Combating Islamic State's deadly global reach gets more urgent by the day.
In the wake of the beheading of French tourist Herve Gourdel by Islamic State sympathisers in Algeria last week and the death of radicalised teen Abdul Numan Haider, a Melbourne man was arrested on Tuesday after reportedly providing $12,000 to a US citizen fighting for a terrorist organisation in Syria.
But the tragic truth is that in addition to counter-terrorism raids and airstrikes lasting days and weeks, we must prepare for a centuries-long ideological struggle with an enemy who is opposed to fundamental human rights and yet who enjoys a dangerously high degree of democratic support.
Advertisement
The Arab Spring's democratic uprisings of 2011 held out the promise of a flourishing of liberal rights and freedoms, and yet they have mired North Africa and the Middle East deeper in violence and extremism.
With the power of authoritarian but relatively secular strongmen challenged across the region, the fortunes of totalitarian Islamist ideology have soared on the back of widespread popular support.
In Tunisia-the birthplace of the Arab Spring-the relatively moderate but nonetheless Islamist Ennahda party stormed to electoral success in October 2011 after decades as an underground organisation.
Democracy then installed the abortive presidency of the Muslim Brotherhood-backed Mohamed Morsi in Egypt in June 2012, while Muammar Gaddafi's demise in Libya has seen Islamist militants expanding their control over the country's largest cities, including Tripoli and Benghazi.
The most striking chapter in this marriage between popular uprisings and Islamism is the now more than three year-old Syrian Civil War. This revolution has incubated the violently totalitarian Islamic State movement now unleashing terror across vast swathes of eastern Syria and western Iraq on the back of widespread Sunni support.
Even though Islamism seeks to enforce faith as the foundation of political, social and even economic life-and is therefore inherently hostile to basic individual freedoms-it has thrived in the era of democratisation.
Advertisement
Democracy merely stipulates that the will of the people should be sovereign; and provided that the majority is intolerant enough, there is nothing inconsistent between democratic rule and illiberal ideologies like Islamism.
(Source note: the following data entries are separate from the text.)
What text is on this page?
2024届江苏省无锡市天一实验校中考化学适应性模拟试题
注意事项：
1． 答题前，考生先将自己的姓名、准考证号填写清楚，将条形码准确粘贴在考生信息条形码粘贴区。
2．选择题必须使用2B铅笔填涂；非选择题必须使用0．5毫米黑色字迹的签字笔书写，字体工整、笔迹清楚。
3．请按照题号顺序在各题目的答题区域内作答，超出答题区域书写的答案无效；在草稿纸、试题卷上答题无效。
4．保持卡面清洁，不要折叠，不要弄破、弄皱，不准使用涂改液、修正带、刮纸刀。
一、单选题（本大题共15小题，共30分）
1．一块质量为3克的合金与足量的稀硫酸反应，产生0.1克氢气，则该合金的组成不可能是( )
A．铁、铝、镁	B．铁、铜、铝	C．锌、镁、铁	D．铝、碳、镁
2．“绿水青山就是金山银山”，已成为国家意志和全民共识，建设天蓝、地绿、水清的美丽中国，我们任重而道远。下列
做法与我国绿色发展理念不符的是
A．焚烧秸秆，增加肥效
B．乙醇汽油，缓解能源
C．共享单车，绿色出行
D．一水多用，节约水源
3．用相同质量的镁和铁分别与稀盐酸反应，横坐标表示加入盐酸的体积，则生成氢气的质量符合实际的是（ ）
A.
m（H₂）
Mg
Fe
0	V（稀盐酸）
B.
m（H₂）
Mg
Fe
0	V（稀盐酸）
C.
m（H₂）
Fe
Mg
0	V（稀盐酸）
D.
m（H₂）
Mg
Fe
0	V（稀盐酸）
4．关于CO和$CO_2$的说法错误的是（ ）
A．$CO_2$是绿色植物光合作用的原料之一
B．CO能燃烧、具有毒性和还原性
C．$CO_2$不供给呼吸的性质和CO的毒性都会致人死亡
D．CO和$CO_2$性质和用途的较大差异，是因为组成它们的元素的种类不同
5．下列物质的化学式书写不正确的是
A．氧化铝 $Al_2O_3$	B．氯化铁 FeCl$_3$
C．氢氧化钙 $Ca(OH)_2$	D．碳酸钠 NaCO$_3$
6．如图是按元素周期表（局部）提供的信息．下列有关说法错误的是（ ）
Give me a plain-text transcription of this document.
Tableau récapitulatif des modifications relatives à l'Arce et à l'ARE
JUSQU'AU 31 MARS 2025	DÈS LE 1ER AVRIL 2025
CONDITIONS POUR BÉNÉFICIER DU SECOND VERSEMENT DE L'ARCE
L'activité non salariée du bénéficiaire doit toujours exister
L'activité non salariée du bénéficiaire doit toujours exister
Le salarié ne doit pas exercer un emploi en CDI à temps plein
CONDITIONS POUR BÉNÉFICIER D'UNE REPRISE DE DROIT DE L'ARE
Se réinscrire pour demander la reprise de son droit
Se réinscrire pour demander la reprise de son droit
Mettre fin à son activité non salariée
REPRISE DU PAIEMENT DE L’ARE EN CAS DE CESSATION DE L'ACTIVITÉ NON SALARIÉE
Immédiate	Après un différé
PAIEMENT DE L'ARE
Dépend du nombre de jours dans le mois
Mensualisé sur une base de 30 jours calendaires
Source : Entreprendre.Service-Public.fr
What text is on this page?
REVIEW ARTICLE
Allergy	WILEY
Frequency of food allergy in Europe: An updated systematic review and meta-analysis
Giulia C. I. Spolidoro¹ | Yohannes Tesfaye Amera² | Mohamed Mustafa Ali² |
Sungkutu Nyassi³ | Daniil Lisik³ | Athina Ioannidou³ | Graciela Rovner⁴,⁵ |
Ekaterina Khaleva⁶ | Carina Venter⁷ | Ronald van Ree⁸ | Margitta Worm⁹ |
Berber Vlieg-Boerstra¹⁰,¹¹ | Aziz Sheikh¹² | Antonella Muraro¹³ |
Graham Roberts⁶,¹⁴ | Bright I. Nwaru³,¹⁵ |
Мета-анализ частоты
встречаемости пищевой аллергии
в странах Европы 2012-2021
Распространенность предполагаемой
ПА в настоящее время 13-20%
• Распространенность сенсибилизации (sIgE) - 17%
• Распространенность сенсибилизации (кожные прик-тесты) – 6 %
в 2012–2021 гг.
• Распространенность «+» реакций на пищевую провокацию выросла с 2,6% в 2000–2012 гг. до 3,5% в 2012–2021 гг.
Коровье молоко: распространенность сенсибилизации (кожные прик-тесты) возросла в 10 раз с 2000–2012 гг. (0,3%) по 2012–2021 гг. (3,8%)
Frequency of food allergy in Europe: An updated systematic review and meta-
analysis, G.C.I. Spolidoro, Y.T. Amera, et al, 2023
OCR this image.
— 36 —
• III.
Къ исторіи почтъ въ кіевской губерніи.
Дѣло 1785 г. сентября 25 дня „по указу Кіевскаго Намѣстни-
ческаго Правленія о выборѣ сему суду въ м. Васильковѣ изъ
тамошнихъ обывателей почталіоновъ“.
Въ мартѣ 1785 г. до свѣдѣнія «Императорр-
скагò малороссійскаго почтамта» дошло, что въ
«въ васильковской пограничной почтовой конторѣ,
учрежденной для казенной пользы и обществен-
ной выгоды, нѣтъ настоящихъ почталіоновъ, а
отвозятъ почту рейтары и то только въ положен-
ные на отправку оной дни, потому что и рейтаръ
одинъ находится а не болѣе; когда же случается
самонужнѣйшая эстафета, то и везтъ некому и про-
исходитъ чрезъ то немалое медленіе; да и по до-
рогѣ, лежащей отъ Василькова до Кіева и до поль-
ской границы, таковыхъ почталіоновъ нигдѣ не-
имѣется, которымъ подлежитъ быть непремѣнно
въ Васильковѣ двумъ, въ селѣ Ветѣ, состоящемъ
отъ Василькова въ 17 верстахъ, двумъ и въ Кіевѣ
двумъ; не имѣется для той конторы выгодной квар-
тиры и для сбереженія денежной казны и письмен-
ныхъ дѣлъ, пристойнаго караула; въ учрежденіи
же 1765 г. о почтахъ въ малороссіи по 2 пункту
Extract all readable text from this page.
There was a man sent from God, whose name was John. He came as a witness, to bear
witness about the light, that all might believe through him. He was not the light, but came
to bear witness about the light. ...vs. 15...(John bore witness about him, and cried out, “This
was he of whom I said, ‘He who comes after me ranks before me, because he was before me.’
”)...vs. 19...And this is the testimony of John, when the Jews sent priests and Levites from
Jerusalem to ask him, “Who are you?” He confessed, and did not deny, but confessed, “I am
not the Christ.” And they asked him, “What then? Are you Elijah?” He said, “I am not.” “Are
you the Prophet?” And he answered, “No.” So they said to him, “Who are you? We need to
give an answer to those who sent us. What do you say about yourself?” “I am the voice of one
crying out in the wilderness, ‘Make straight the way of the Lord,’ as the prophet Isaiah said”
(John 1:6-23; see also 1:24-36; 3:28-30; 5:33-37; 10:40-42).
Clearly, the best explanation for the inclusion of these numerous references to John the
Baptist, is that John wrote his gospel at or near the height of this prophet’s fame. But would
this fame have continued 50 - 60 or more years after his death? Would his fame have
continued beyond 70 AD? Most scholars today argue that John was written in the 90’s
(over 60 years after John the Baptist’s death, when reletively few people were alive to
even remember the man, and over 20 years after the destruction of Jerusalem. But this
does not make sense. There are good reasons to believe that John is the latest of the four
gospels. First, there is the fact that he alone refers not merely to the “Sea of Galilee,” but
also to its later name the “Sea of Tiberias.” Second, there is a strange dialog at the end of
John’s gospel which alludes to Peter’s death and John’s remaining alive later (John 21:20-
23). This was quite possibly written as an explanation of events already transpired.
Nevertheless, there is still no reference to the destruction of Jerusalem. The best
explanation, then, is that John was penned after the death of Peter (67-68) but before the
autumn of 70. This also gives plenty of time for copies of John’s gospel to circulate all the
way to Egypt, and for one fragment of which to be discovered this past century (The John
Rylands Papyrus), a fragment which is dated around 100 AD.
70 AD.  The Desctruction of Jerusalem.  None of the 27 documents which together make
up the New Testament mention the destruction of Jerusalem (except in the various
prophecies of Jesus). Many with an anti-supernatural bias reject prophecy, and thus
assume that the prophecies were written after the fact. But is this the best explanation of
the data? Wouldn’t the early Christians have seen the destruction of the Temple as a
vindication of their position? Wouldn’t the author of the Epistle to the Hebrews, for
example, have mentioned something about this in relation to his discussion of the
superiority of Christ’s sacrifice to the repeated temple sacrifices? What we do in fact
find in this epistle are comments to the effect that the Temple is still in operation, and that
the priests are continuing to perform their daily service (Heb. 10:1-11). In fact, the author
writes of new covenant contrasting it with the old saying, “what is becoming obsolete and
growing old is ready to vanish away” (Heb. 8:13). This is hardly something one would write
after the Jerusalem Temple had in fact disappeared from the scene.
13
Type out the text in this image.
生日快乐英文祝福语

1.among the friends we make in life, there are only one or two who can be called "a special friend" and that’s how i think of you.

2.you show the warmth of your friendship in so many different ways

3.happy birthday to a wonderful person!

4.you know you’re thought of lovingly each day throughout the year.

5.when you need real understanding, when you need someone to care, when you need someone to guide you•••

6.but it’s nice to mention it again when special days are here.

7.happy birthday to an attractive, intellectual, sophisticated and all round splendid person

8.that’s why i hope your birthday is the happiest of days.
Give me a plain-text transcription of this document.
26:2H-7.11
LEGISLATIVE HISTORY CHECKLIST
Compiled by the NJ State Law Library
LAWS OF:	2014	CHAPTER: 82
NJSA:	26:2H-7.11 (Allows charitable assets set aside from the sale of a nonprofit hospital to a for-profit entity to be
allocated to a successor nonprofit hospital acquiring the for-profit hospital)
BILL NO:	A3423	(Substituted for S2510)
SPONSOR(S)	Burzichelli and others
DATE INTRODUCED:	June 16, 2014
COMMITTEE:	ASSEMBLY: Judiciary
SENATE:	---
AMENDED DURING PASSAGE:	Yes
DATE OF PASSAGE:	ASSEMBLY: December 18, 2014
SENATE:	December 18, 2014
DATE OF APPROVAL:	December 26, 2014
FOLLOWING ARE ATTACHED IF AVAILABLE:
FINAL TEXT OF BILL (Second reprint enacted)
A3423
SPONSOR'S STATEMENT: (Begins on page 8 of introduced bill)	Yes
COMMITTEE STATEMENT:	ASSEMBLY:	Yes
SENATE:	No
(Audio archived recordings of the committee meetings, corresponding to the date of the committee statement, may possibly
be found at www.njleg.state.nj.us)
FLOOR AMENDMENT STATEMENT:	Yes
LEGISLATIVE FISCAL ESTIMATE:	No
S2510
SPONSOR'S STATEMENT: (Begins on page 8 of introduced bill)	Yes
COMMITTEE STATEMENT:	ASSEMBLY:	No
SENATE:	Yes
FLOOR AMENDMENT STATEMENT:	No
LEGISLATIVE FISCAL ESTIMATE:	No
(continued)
There is, of course, a great deal of diversity among the varieties of Islamism. The comparatively liberal Ennahda party accepts citizenship rather than faith as the basis of individual rights, while the genocidal tendencies of Islamic State in Iraq and Syria make it as much a thuggish hate group as it is an outlet for Sunni discontent with Baghdad's Shia-dominated government.
Regardless of its different forms, the conventional wisdom is that this resurgence of Islamism is the product of foreign meddling.
It is often said that when the United States and its allies and partners topple a dictator like Saddam Hussein, they create a power vacuum conducive to the rise of militant groups, while also fuelling revitalised radical jihadist recruitment drives.
There is admittedly a historical connection between the collapse of Saddam's Ba'athist rule in 2003 and Islamic State's murderous blitzkrieg across western Iraq in 2014. Equally, George W. Bush's ill-fated invasion of Iraq no doubt provided talking points for fundamentalist imams.
However, the claim that international interventions are to blame for Islamism's rise masks an uncomfortable truth: Islamist gains in Iraq, Syria, Egypt, Libya, Tunisia and beyond would have been impossible without Islamism's popular appeal.
As the international community now recognises in the case of Iraq and Syria, there is an overwhelming moral obligation and a compelling strategic rationale to protect civilians and religious minorities against especially bloodthirsty forms of Islamist rule.
But we must also appreciate the limitations of external efforts to combat violent strains of Islamism.
When the ideology of Islamism enjoys widespread popular support, the hateful and sometimes genocidal terrorist groups that it spawns cannot be defeated simply by arresting their financiers, degrading their military capabilities, and killing their commanders.
Rather, ensuring that more Abdul Numan Haiders and Herve Gourdels are not casualties of the twenty-first century's war of religion will depend on winning a battle for hearts and minds against the ideology of Islamism.